There are some things so painful for a person that events in his life can be dated by them: “in the year my wife died”; “in the year we lost our mom”; “in the year the hurricane devastated the town.” An affliction of this sort divides a whole life into before and after: there is the life you had before your wife died, and then there is the life you have afterwards, after the death of your wife and the death of everything that made up your life together.
Sometimes in unbearable grief such as that stemming from the death of someone so loved, a person doesn’t know how to stand under his sorrow. A heartbroken person has lost something central to him; and a person can fall apart when the center doesn’t hold.

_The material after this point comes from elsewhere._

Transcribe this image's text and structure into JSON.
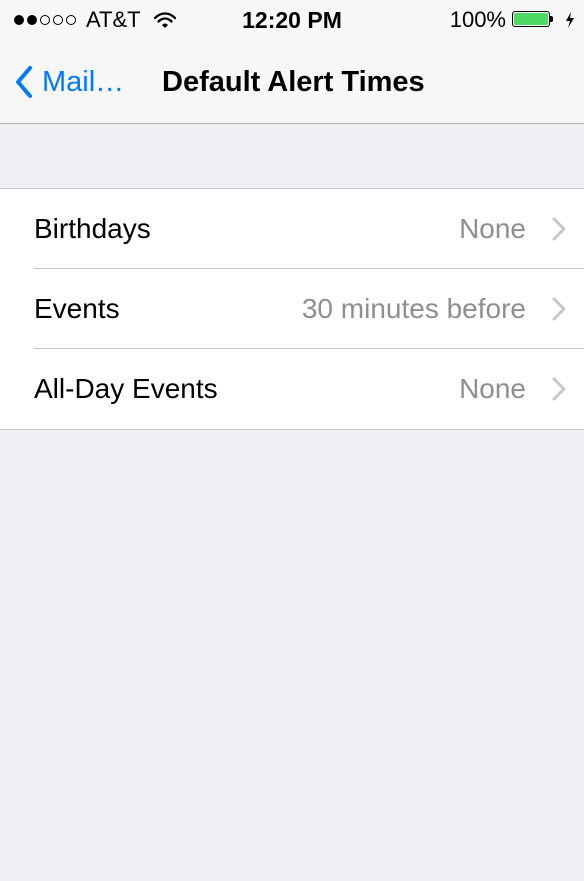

In those circumstances, a grieved and suffering person can want to die then too; he can want to come to the Lord too. When King Uzziah died, Isaiah came before the Lord too, but only in a vision, where the doorposts shook and the house filled up with smoke.

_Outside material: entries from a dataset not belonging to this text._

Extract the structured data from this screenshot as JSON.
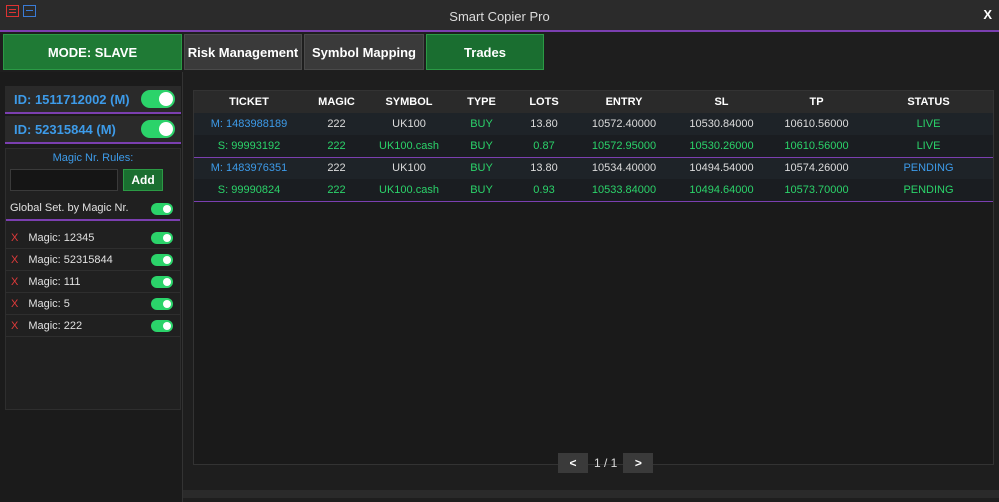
{
  "window": {
    "title": "Smart Copier Pro",
    "close_label": "X"
  },
  "mode_button": "MODE: SLAVE",
  "tabs": [
    {
      "label": "Risk Management",
      "active": false
    },
    {
      "label": "Symbol Mapping",
      "active": false
    },
    {
      "label": "Trades",
      "active": true
    }
  ],
  "accounts": [
    {
      "label": "ID: 1511712002 (M)",
      "enabled": true
    },
    {
      "label": "ID: 52315844 (M)",
      "enabled": true
    }
  ],
  "magic_rules": {
    "title": "Magic Nr. Rules:",
    "input_value": "",
    "add_label": "Add",
    "global_label": "Global Set. by Magic Nr.",
    "remove_label": "X",
    "items": [
      {
        "label": "Magic: 12345",
        "enabled": true
      },
      {
        "label": "Magic: 52315844",
        "enabled": true
      },
      {
        "label": "Magic: 111",
        "enabled": true
      },
      {
        "label": "Magic: 5",
        "enabled": true
      },
      {
        "label": "Magic: 222",
        "enabled": true
      }
    ]
  },
  "trades": {
    "columns": [
      "TICKET",
      "MAGIC",
      "SYMBOL",
      "TYPE",
      "LOTS",
      "ENTRY",
      "SL",
      "TP",
      "STATUS"
    ],
    "rows": [
      {
        "ticket": "M: 1483988189",
        "magic": "222",
        "symbol": "UK100",
        "type": "BUY",
        "lots": "13.80",
        "entry": "10572.40000",
        "sl": "10530.84000",
        "tp": "10610.56000",
        "status": "LIVE",
        "kind": "master"
      },
      {
        "ticket": "S: 99993192",
        "magic": "222",
        "symbol": "UK100.cash",
        "type": "BUY",
        "lots": "0.87",
        "entry": "10572.95000",
        "sl": "10530.26000",
        "tp": "10610.56000",
        "status": "LIVE",
        "kind": "slave"
      },
      {
        "ticket": "M: 1483976351",
        "magic": "222",
        "symbol": "UK100",
        "type": "BUY",
        "lots": "13.80",
        "entry": "10534.40000",
        "sl": "10494.54000",
        "tp": "10574.26000",
        "status": "PENDING",
        "kind": "master"
      },
      {
        "ticket": "S: 99990824",
        "magic": "222",
        "symbol": "UK100.cash",
        "type": "BUY",
        "lots": "0.93",
        "entry": "10533.84000",
        "sl": "10494.64000",
        "tp": "10573.70000",
        "status": "PENDING",
        "kind": "slave"
      }
    ]
  },
  "pager": {
    "prev": "<",
    "text": "1 / 1",
    "next": ">"
  },
  "colors": {
    "accent_purple": "#7b3fb0",
    "green": "#2bd36a",
    "blue": "#3d9be9",
    "remove_red": "#e03a3a"
  }
}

The problem is that you can’t really come to the Lord before your time on earth is over, and falling apart under grief gets you only an increase of sorrow. Isaiah responded to that vision of the Lord by saying “Woe is me! I am doomed!”
This is not the end of the story for Isaiah, though. An angel seared Isaiah’s mouth with a burning coal.
And then Isaiah opened his mouth and offered to serve the Lord. When God asked, “whom shall I send?” Isaiah said, “Here I am. Send me.” All his most important service for the Lord came after the death that dates his vision and that changed his life.
When Isaiah himself finally died and came to the Lord, three kings later, he had become the foremost prophet of Israel. Because in the end he didn’t fall apart but lived after King Uzziah’s death, he produced the great prophecies of the Messiah that even now give the whole world hope.
If you can stand under your sorrow, rather than falling apart, then through the searing grief can come a new life, a good life that was unimaginable to you before. If you can stand and live into the period of your life after the destruction of your heart’s desire, then God’s grace can bring life out of death for you.